Dans le premier cas, il s’agit de faire en sorte que l’échange d’informations entre les deux véhicules soit le plus précis possible. « Prenons un phénomène comme l’avènement d’un séisme. Le drone peut aller là où le véhicule terrestre ne peut pas, et inversement. Dans ce cas de figure, la coopération entre les deux et l’échange d’informations précises entre les deux peuvent être vitaux pour les rescapés », dit-il.
Dans le second, leurs travaux concernent la problématique drones/anti-drones à la suite d’un appel à projets de l’ANR. Appel à projets qui fait suite à l’explosion des drones détenus par des personnes et aux multiples survols de zones sensibles telles que les centrales nucléaires ou les aéroports. « L’idée est de mobiliser une flotte de drones afin de neutraliser la cible indésirable. Même si on n’a pas eu de financement de l’ANR, on a continué à travailler sur cette problématique. Aujourd’hui, on propose aux étudiants des approches de contrôle basées sur l’énergie pour assurer le suivi de la cible dynamique intruse et l’encercler afin de la neutraliser. Des contrôles qui font de l’intrus un “attracteur” pour les drones chargés de le neutraliser tout en évitant le risque de collision entre eux. Ces derniers en effet peuvent adapter tant leur vitesse que leur trajectoire aux mouvements de la cible », précise Pedro Castillo.
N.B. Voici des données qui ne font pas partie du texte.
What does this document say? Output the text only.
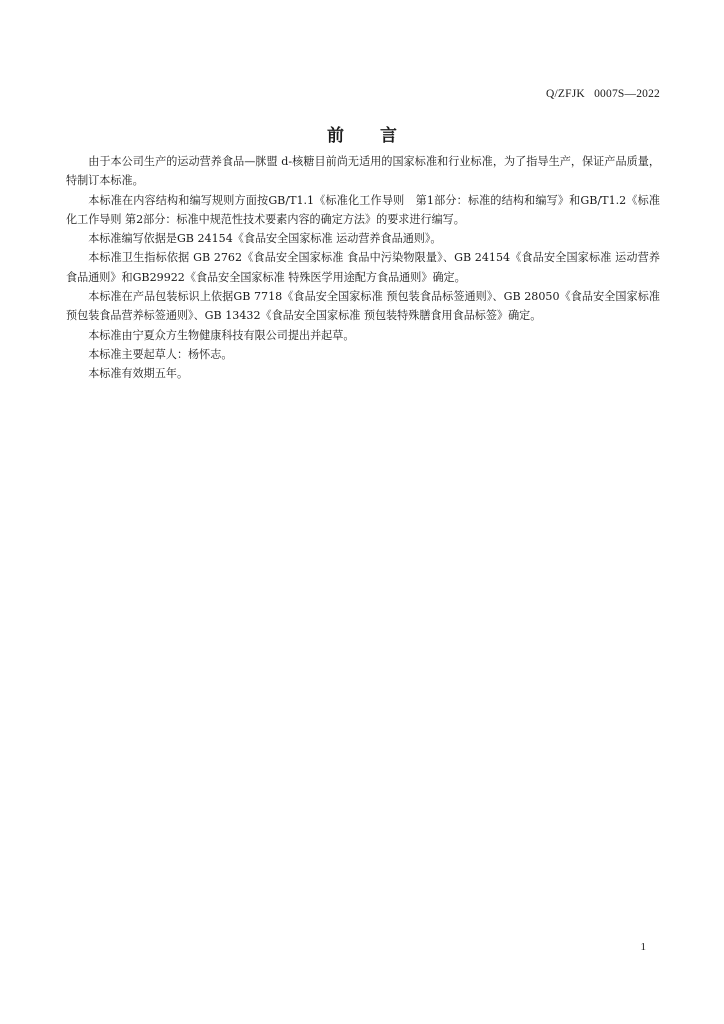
Q/ZFJK   0007S—2022
前言

由于本公司生产的运动营养食品—脒盟 d-核糖目前尚无适用的国家标准和行业标准，为了指导生产，保证产品质量，特制订本标准。

本标准在内容结构和编写规则方面按GB/T1.1《标准化工作导则　第1部分：标准的结构和编写》和GB/T1.2《标准化工作导则 第2部分：标准中规范性技术要素内容的确定方法》的要求进行编写。

本标准编写依据是GB 24154《食品安全国家标准 运动营养食品通则》。

本标准卫生指标依据 GB 2762《食品安全国家标准 食品中污染物限量》、GB 24154《食品安全国家标准 运动营养食品通则》和GB29922《食品安全国家标准 特殊医学用途配方食品通则》确定。

本标准在产品包装标识上依据GB 7718《食品安全国家标准 预包装食品标签通则》、GB 28050《食品安全国家标准 预包装食品营养标签通则》、GB 13432《食品安全国家标准 预包装特殊膳食用食品标签》确定。

本标准由宁夏众方生物健康科技有限公司提出并起草。

本标准主要起草人：杨怀志。

本标准有效期五年。

1
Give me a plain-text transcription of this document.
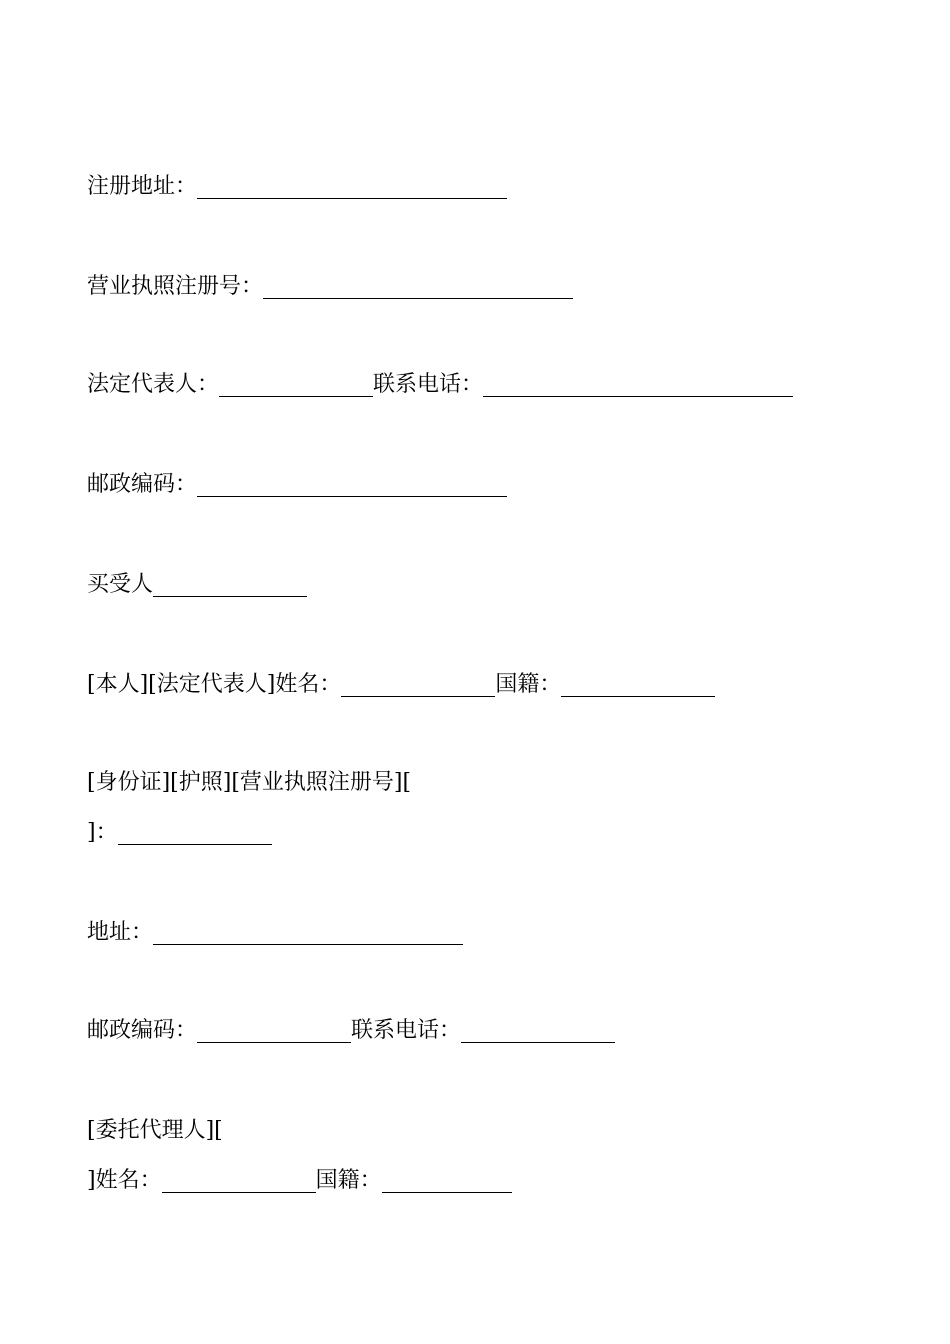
注册地址：
营业执照注册号：
法定代表人：	联系电话：
邮政编码：
买受人
[本人][法定代表人]姓名：	国籍：
[身份证][护照][营业执照注册号][
]：
地址：
邮政编码：	联系电话：
[委托代理人][
]姓名：	国籍：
Autres projets de recherche liés aux drones ? « Nous travaillons également, en lien avec Jean- Daniel Chazot du laboratoire Roberval, sur les drones acoustiques. Il s’agit de doter les drones d’antennes acoustiques permettant de détecter un son particulier et d’adapter leur trajectoire à la source de ce son. Prenons toujours le cas d’un séisme. Des personnes peuvent être encore vivantes mais ensevelies sous les décombres. Un drone équipé d’une caméra ne sera pas d’une grande utilité mais celui doté d’antennes acoustiques pourra détecter les cris de ces personnes permettant aux sauveteurs d’aller à l’endroit précis. Cela peut être également utile pour neutraliser, par exemple, les nids de frelons asiatiques, souvent nichés en haut des arbres ou sous les toits, en suivant à la trace un frelon. Une thèse Cifre avec le Cetim est en cours sur cette thématique et une autre va débuter cet automne », conclut-il.